We’ve all seen those bootleg decals on trucks depicting Calvin mischievously taking a whiz. Watterson once joked that “long after the strip is forgotten, those decals are my ticket to immortality.” Weirdly, there is no Calvin and Hobbes comic where Calvin takes a revenge-piss, and the image was seemingly an altered version of an illustration in which Calvin is filling a water balloon.

A ‘Hand-Colored’ Strip Recently Sold for $480,000

A hand-colored strip that Watterson gifted to his longtime editor Lee Salem was auctioned off in 2022, selling for a record $480,000.

There Are a Lot of Unofficial Sequels

While the final strip was published on December 31, 1995, there are a number of fan-created continuations of Calvin and Hobbes, including Calvin and Company and Hobbes and Bacon, both of which are about an adult Calvin, now married to Susie — and also, whatever the hell this is:

It Was the Subject of a 2013 Documentary

Calvin and Hobbes fandom was the subject of the doc Dear Mr.
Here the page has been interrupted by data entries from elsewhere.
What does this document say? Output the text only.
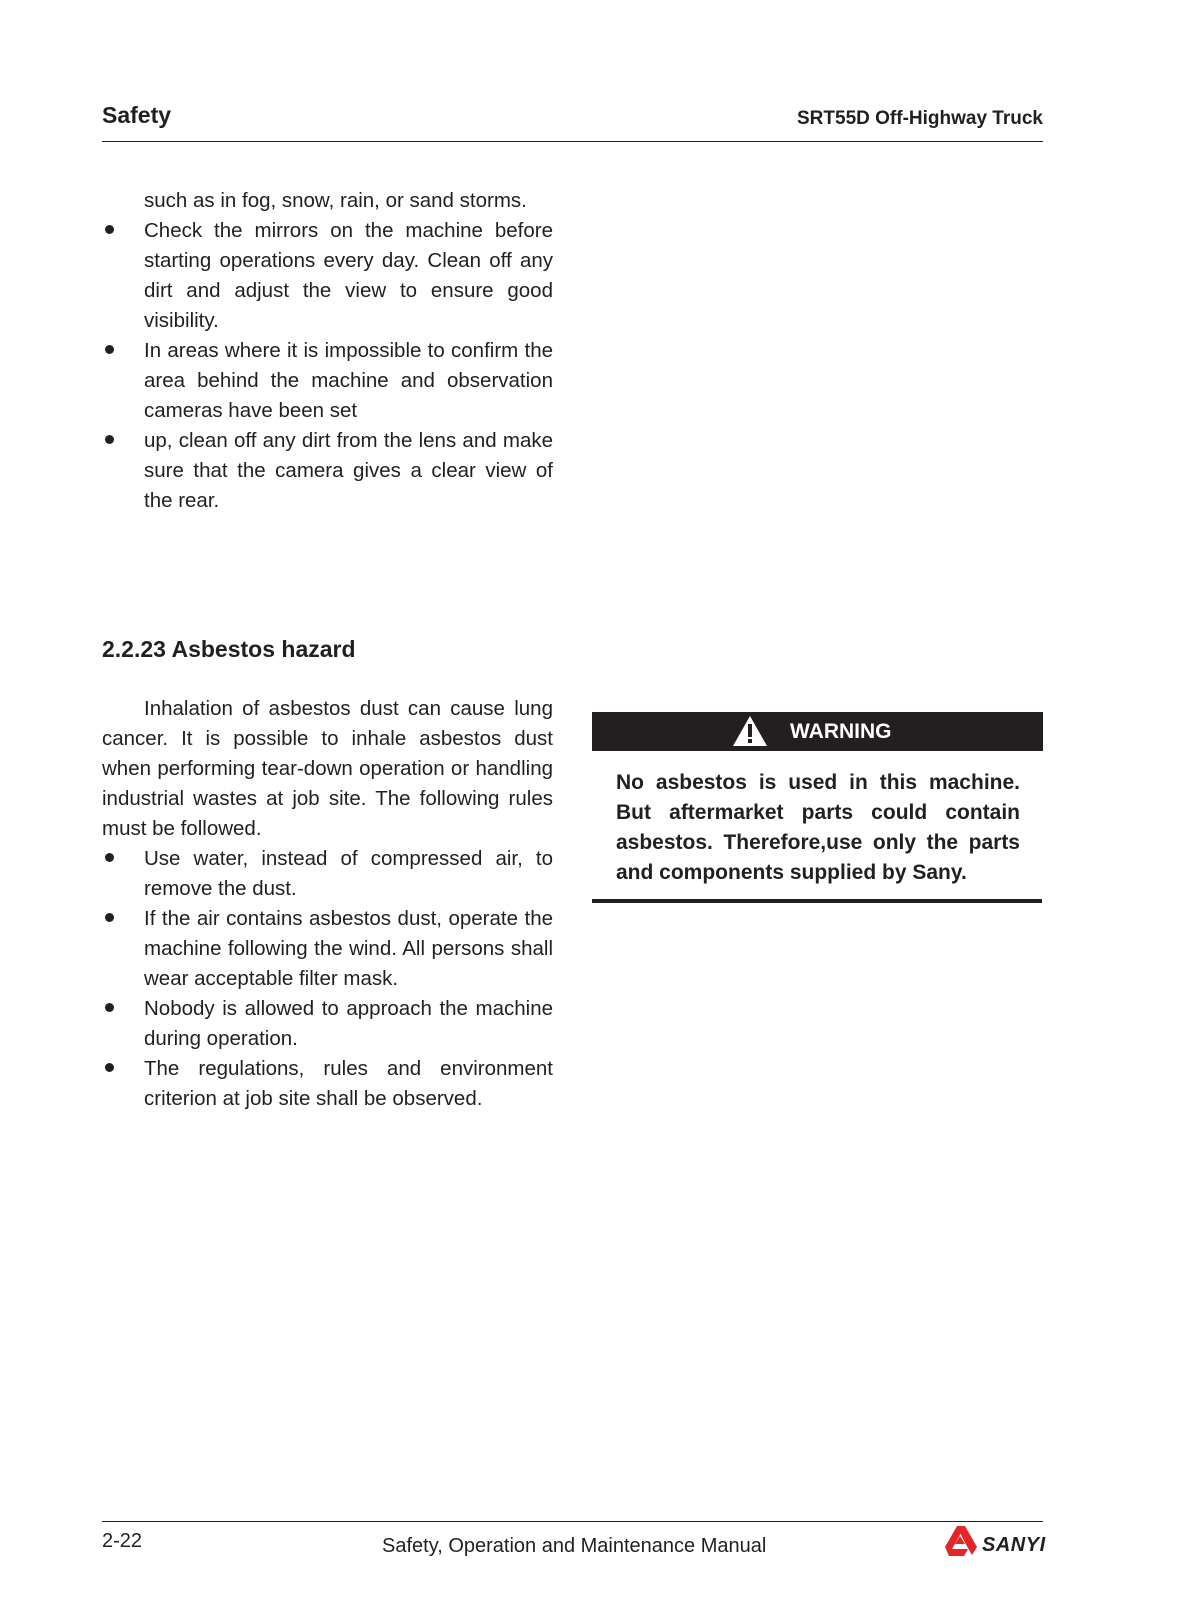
Safety	SRT55D Off-Highway Truck

such as in fog, snow, rain, or sand storms.

Check the mirrors on the machine before starting operations every day. Clean off any dirt and adjust the view to ensure good visibility.
In areas where it is impossible to confirm the area behind the machine and observation cameras have been set
up, clean off any dirt from the lens and make sure that the camera gives a clear view of the rear.
2.2.23 Asbestos hazard

Inhalation of asbestos dust can cause lung cancer. It is possible to inhale asbestos dust when performing tear-down operation or handling industrial wastes at job site. The following rules must be followed.

Use water, instead of compressed air, to remove the dust.
If the air contains asbestos dust, operate the machine following the wind. All persons shall wear acceptable filter mask.
Nobody is allowed to approach the machine during operation.
The regulations, rules and environment criterion at job site shall be observed.
WARNING
No asbestos is used in this machine. But aftermarket parts could contain asbestos. Therefore,use only the parts and components supplied by Sany.
2-22	Safety, Operation and Maintenance Manual	SANYI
Watterson, which wisely avoided attempts to interview the notoriously private Watterson, but sent him a DVD of the finished film.

Watterson is Releasing a New Comic Later This Year

It’s been a while, but Watterson is finally releasing a new comic, a graphic novel called The Mysteries, which is billed as a “fable for grown-ups” and presumably includes zero mutant snowmen or salivating bed monsters.